"In order to enable him to get around the Windsor estate, rumour has it that Philip has dug out of one of the royal museums the Queen Mother's golf buggy,” host Kate Thornton asked.
"Do you have any sight of that whilst you were there?”
Roya replied: "I didn't see the golf buggy but it wouldn't surprise me… It's the kind of thing Philip would do.”
She added: “We used to see him buzzing around on his easy rider motorbike around his estate.
“He loves to whiz around, it wouldn't surprise me.”
While it remains unclear whether or not the Duke did in fact get behind the wheel, if he were to use the transportation method, it wouldn’t be illegal – at least on the castle grounds.
After he surrendered his driver’s licence, Buckingham Palace confirmed that the Duke was still allowed to drive on private royal estates in “accordance with all relevant regulations".

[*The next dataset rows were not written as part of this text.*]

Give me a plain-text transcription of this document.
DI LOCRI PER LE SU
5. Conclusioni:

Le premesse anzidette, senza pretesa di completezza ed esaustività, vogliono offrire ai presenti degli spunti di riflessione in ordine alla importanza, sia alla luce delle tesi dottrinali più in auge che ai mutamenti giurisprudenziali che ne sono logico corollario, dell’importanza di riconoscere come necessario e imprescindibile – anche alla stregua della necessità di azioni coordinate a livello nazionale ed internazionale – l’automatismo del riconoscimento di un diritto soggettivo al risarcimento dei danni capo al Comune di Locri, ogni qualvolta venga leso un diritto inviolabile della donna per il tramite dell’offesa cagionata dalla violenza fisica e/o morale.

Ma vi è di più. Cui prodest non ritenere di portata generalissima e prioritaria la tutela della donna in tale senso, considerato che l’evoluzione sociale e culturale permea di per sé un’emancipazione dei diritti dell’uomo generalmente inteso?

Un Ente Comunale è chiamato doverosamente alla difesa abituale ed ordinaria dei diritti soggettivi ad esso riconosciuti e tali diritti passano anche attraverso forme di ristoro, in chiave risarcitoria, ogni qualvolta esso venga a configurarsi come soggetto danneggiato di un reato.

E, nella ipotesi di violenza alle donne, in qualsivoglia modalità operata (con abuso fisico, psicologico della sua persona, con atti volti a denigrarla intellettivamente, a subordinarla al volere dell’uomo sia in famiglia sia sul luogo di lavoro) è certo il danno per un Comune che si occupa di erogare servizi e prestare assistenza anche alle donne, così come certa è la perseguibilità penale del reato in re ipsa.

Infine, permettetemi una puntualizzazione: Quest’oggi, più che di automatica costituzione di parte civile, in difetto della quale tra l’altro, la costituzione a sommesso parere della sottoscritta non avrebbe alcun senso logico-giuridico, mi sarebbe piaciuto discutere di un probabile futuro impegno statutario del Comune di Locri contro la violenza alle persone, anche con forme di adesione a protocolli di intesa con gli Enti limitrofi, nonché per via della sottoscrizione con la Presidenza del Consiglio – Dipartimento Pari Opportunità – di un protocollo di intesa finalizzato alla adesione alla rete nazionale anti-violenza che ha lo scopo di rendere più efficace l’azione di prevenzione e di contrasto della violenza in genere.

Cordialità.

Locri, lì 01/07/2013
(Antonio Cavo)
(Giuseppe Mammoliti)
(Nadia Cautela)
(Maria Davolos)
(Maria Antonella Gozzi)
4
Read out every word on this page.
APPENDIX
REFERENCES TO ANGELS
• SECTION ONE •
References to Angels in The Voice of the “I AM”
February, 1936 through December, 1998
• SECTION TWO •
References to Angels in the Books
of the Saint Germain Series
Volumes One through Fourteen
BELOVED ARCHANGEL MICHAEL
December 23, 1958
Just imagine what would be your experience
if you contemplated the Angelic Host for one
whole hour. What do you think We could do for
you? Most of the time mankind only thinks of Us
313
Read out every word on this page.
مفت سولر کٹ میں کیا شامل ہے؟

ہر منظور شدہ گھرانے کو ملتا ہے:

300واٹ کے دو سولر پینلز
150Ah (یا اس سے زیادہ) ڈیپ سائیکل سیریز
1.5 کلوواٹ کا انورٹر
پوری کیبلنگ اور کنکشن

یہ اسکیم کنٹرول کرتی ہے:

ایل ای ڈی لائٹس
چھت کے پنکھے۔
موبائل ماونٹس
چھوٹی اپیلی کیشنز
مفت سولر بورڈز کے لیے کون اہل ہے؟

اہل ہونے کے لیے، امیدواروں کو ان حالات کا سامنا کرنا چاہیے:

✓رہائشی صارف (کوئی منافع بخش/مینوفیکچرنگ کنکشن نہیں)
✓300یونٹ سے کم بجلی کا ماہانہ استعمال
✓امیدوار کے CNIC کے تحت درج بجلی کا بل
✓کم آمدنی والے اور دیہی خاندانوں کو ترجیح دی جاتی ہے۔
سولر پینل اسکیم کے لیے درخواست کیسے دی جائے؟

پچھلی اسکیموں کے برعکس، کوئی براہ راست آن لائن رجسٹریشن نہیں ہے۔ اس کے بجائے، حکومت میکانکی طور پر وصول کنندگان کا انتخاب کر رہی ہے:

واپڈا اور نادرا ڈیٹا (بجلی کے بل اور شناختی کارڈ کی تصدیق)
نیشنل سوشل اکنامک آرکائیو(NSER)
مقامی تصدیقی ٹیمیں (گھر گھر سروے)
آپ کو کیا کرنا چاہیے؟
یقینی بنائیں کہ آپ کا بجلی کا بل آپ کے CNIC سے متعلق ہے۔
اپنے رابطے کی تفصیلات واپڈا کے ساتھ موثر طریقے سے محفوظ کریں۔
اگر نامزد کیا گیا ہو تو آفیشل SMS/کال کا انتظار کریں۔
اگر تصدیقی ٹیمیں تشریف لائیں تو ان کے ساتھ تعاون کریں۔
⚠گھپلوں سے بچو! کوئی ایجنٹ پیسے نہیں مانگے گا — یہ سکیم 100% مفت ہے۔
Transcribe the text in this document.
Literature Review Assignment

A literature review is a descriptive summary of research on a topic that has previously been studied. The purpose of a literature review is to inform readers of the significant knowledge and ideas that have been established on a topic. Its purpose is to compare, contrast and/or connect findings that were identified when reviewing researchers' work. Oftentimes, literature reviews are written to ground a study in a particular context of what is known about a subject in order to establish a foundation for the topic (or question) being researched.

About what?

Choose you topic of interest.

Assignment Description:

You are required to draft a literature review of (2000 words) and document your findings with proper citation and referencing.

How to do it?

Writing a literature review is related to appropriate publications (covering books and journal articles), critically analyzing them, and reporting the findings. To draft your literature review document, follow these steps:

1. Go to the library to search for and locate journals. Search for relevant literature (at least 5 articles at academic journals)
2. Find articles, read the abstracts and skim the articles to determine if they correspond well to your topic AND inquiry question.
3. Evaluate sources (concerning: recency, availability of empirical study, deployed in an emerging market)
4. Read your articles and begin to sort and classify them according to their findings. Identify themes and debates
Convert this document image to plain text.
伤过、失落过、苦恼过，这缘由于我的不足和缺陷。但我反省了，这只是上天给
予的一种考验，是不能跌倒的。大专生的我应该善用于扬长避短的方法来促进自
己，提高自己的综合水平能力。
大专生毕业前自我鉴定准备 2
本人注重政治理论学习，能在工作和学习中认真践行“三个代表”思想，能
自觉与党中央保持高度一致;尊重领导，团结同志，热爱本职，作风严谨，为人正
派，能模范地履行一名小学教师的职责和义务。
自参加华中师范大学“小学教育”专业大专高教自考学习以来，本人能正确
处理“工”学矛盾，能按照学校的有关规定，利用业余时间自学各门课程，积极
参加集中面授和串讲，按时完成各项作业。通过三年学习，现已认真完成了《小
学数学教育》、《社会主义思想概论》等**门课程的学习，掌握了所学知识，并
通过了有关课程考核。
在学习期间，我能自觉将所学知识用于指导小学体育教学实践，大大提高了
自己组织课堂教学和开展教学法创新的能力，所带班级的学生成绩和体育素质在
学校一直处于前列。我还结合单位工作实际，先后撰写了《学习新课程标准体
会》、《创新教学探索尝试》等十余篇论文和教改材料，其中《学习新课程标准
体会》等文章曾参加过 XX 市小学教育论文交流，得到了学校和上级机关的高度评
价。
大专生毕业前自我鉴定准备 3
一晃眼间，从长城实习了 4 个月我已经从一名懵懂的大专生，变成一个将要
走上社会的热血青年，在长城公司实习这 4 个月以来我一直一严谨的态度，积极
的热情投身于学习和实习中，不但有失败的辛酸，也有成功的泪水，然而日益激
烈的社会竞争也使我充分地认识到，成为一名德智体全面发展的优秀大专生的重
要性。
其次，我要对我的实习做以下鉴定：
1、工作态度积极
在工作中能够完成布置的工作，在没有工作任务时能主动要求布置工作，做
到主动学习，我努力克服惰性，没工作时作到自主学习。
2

Philip also sent a note to Emma Fairweather, one of the women in the other car, after she suffered a broken wrist following the collision with his Land Rover.
In the message, Philip said he was “shaken” by the event and was “deeply sorry”.
“I would like you to know how very sorry I am for my part in the accident at the Babingley cross-roads,” the letter stated, according to the Sunday Mirror.
He signed the note “Philip", and then handed in his licence to the Driver and Vehicle Licensing Agency.